A program that began as a neighborhood watch on wheels and expanded into a training ground for spotting terrorists is soon coming to Georgia.
Highway Watch, founded by the American Trucking Associations, is designed to train highway professionals to identify and report safety and security concerns on roads.
Originally a way to teach truck drivers in Virginia and Pennsylvania to report unsafe driving, the program is expanding to the 31 states not currently involved - including Georgia - thanks to a $19 million grant from the federal government.
"We're thrilled the program is coming here," said Ed Crowell, of the Georgia Motor Trucking Association, which is heading the state's efforts. "It's going to be good for everyone on Georgia's roads."
Mr. Crowell said the group hopes to begin training Georgia professionals who work on roads - including road crew members, first responders and bus workers - in about two months. Potentially 80,000 to 100,000 people could then complete the training within the next 12 months.
"Even if we don't train that number, we will get a good chunk completed over the next year," he said.
Highway Watch was started in 1998 as a trucking-specific project, according to American Trucking Associations spokesman John Willard. The goal was always to make it nationwide, yet the program was initially small in scope.

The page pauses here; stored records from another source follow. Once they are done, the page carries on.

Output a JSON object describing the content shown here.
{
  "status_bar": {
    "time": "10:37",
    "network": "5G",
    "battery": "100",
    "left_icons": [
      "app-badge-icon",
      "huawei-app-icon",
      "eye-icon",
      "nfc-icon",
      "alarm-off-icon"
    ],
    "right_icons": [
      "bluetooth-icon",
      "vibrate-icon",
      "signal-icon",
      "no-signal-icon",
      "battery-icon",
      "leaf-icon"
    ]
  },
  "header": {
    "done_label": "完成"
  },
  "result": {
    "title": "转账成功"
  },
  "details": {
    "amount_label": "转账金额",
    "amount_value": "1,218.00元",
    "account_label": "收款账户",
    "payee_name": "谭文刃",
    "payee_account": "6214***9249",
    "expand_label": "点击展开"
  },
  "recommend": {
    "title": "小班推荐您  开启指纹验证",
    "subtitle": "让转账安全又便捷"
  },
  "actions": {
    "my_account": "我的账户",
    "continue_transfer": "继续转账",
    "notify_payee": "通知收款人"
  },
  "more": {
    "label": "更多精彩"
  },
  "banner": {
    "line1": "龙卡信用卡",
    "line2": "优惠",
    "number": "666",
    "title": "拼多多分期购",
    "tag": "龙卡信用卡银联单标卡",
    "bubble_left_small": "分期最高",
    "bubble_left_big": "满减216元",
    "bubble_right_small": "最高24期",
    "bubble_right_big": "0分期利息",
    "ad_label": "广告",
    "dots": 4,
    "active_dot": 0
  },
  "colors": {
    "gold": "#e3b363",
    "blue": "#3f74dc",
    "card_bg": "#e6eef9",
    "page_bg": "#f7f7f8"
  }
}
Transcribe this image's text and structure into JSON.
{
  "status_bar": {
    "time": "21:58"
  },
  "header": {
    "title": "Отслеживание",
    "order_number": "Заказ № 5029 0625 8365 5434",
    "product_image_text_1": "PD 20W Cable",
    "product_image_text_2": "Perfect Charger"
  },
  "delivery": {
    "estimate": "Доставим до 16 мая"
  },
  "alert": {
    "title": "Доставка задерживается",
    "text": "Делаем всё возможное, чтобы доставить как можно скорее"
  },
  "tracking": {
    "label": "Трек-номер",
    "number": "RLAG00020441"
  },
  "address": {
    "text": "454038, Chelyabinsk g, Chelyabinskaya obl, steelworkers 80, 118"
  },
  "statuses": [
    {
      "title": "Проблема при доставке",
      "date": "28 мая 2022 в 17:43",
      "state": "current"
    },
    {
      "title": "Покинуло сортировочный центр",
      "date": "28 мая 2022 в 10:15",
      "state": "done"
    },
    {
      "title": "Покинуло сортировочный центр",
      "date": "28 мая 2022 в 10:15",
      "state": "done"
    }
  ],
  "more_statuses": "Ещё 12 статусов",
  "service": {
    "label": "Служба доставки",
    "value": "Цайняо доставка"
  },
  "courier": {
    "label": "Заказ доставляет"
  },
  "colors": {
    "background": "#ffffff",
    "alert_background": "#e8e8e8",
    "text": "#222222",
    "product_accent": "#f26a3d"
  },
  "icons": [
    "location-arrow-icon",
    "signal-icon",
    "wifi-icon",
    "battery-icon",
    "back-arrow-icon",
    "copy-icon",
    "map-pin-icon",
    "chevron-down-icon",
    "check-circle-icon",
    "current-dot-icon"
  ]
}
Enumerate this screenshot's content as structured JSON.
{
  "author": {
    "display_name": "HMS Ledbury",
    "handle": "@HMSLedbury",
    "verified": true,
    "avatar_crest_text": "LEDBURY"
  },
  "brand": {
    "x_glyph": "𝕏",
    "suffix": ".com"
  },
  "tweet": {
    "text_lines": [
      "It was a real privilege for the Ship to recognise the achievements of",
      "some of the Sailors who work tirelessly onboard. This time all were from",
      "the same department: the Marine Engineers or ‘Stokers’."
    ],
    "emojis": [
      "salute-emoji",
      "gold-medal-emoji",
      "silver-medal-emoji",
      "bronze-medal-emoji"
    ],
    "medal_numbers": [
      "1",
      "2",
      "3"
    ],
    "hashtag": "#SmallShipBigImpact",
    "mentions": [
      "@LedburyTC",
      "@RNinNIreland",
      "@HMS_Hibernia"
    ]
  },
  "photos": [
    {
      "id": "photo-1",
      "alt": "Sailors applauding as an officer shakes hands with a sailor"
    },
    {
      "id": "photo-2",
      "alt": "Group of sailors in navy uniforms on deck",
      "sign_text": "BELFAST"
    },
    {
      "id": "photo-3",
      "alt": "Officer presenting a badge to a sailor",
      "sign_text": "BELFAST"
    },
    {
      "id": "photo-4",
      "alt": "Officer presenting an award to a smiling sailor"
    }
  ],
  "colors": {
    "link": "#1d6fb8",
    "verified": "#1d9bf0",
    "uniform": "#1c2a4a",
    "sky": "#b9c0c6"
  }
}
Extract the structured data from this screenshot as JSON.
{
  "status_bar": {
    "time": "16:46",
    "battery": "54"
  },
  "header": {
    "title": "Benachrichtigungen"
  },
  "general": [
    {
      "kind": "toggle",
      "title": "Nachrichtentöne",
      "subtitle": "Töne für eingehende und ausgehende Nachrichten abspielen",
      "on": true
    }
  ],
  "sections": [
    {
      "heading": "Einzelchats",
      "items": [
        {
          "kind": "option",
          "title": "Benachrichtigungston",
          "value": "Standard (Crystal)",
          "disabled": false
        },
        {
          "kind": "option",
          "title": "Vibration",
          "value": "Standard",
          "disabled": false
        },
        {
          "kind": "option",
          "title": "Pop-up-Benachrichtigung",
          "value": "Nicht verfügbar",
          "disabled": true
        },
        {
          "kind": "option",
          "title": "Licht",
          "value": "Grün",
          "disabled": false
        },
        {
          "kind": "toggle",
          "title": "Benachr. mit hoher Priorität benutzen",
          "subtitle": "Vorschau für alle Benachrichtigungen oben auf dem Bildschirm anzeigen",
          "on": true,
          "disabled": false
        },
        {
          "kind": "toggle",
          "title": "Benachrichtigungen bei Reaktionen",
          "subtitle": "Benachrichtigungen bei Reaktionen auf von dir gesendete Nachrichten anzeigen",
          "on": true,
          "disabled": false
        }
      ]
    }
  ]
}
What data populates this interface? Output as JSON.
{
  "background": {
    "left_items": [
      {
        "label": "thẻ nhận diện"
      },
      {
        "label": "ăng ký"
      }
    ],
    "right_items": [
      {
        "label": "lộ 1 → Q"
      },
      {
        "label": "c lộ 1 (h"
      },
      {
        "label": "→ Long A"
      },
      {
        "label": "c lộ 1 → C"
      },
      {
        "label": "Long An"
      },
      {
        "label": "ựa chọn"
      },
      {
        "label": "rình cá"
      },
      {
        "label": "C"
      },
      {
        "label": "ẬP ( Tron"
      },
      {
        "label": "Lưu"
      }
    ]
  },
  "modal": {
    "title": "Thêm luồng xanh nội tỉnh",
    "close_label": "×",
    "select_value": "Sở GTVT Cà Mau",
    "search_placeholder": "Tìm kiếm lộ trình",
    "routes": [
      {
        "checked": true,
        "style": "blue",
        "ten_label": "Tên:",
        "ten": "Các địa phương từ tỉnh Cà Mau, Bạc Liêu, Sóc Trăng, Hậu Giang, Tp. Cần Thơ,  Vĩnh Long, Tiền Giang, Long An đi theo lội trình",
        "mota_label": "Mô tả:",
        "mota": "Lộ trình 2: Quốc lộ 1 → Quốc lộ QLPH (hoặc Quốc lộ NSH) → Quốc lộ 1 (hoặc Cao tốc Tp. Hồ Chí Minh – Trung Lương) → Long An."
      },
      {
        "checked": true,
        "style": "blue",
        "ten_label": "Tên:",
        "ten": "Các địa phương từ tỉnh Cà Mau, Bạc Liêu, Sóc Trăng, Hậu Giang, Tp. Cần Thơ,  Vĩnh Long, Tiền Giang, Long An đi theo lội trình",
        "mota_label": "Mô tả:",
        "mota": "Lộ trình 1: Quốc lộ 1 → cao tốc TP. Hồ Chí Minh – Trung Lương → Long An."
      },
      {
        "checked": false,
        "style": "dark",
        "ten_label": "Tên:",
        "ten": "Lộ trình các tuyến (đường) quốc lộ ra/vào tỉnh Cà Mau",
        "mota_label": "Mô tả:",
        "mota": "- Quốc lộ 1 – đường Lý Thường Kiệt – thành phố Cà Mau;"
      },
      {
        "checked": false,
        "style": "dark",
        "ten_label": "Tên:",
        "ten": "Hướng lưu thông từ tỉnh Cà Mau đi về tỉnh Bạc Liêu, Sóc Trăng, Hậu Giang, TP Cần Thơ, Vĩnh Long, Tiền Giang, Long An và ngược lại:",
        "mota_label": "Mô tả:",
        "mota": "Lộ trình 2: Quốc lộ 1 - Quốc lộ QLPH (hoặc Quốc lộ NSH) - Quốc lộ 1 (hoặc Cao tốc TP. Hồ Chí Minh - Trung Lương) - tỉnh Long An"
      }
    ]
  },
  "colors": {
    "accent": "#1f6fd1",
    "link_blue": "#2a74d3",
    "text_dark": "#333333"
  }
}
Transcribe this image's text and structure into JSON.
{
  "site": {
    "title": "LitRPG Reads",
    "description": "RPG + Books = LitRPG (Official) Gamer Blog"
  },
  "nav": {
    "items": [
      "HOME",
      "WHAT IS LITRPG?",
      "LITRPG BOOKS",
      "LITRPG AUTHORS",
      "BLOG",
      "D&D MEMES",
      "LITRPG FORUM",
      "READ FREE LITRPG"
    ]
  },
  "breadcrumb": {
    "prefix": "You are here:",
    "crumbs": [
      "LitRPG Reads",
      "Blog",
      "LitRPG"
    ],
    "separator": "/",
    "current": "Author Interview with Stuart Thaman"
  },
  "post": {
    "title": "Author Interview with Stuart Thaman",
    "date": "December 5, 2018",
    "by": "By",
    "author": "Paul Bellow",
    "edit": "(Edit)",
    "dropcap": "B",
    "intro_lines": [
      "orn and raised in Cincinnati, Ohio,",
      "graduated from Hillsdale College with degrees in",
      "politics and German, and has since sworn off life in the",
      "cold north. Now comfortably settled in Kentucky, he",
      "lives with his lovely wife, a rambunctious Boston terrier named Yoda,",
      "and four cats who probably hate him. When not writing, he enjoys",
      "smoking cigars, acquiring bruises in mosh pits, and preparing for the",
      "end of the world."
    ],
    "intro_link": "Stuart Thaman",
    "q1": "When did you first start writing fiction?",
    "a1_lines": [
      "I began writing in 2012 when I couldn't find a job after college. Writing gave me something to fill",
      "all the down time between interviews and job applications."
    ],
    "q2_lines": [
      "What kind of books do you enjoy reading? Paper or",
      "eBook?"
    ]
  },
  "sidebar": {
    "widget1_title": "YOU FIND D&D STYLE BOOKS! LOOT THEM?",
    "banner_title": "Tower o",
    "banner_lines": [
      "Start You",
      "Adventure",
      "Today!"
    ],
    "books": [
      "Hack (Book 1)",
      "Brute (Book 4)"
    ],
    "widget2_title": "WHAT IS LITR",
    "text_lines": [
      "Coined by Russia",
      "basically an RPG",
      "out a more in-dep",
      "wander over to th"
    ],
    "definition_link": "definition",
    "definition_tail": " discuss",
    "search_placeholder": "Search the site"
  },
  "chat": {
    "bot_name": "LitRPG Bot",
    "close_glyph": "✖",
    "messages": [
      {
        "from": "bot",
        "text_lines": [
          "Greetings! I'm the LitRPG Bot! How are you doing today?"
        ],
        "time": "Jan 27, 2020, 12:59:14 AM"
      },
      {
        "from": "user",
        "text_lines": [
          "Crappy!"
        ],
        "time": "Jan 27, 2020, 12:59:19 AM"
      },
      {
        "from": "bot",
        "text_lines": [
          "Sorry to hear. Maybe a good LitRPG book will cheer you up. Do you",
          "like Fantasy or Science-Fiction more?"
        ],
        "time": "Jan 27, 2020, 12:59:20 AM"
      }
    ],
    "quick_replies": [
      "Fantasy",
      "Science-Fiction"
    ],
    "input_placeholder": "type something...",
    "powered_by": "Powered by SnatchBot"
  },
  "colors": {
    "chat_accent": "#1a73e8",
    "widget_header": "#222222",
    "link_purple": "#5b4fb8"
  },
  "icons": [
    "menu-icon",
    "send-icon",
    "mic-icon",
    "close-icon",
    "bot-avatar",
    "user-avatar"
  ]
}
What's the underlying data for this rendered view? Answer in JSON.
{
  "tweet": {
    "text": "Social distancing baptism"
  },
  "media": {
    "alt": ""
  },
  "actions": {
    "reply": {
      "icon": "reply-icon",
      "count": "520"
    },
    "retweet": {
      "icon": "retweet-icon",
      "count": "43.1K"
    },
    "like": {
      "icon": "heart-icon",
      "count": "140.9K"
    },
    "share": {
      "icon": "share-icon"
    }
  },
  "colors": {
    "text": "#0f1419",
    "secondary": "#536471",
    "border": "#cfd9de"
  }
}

Truck drivers learned to recognize wrecks and poor or drunken driving, which they called in to one of nearly 10 numbers depending on the situation.
When remembering all of those phone numbers became a problem, a central call center staffed with professionals who could handle all calls was added in 2002, Mr. Willard said.
Now workers who have undergone the training are given a trusted identification number to ensure their calls to the center are anonymous and to confirm to the person on the other line that they are involved with Highway Watch.
"It basically raises them above the background of the various calls that come in," said Jack Leglar, the vice president for Highway Watch.
As part of the program's expansion, information gathered will go to the national association's Informational Sharing and Analysis Center, staffed with security-cleared experts who will analyze the data and prepare bulletins and alerts for the public.
Since Sept. 11, 2001, the focus of Highway Watch also has widened.
Once solely devoted to reporting on issues of safety, the program also now trains road workers to look for possible terrorist activity.
"We felt like it made sense to add an antiterrorism training component to standard training," Mr. Willard said.
This security portion became the impetus for the Transportation Security Administration to take interest in expanding Highway Watch, Mr. Crowell said.
An estimated 149 out of 150 calls coming in to the call center are about safety, not security, but the occasional calls do relate to suspicious activities with possible terrorism connections, Mr. Leglar said.
He explained that having highway workers responsible for calling in either type of complaint has worked well because of their familiarity with the goings on of the roads.
"The best person to know what's unusual is someone who works out there every day," Mr. Leglar said. "The combo of their expertise about the activities of the road and our teachings about how terrorists conduct their operations is a very powerful force."
Vernon Collins, the safety director of Augusta Air Cargo, said he thinks Highway Watch is a great idea.
"Everybody should be aware and notify someone if they see anything suspicious," he said.
Since he began working at the Augusta trucking company in October, Mr. Collins said, he has stressed safety precautions for his drivers, even requiring all 31 to complete related training.
"We have to be particular about who we take freight from and screen everything we ship out," he said.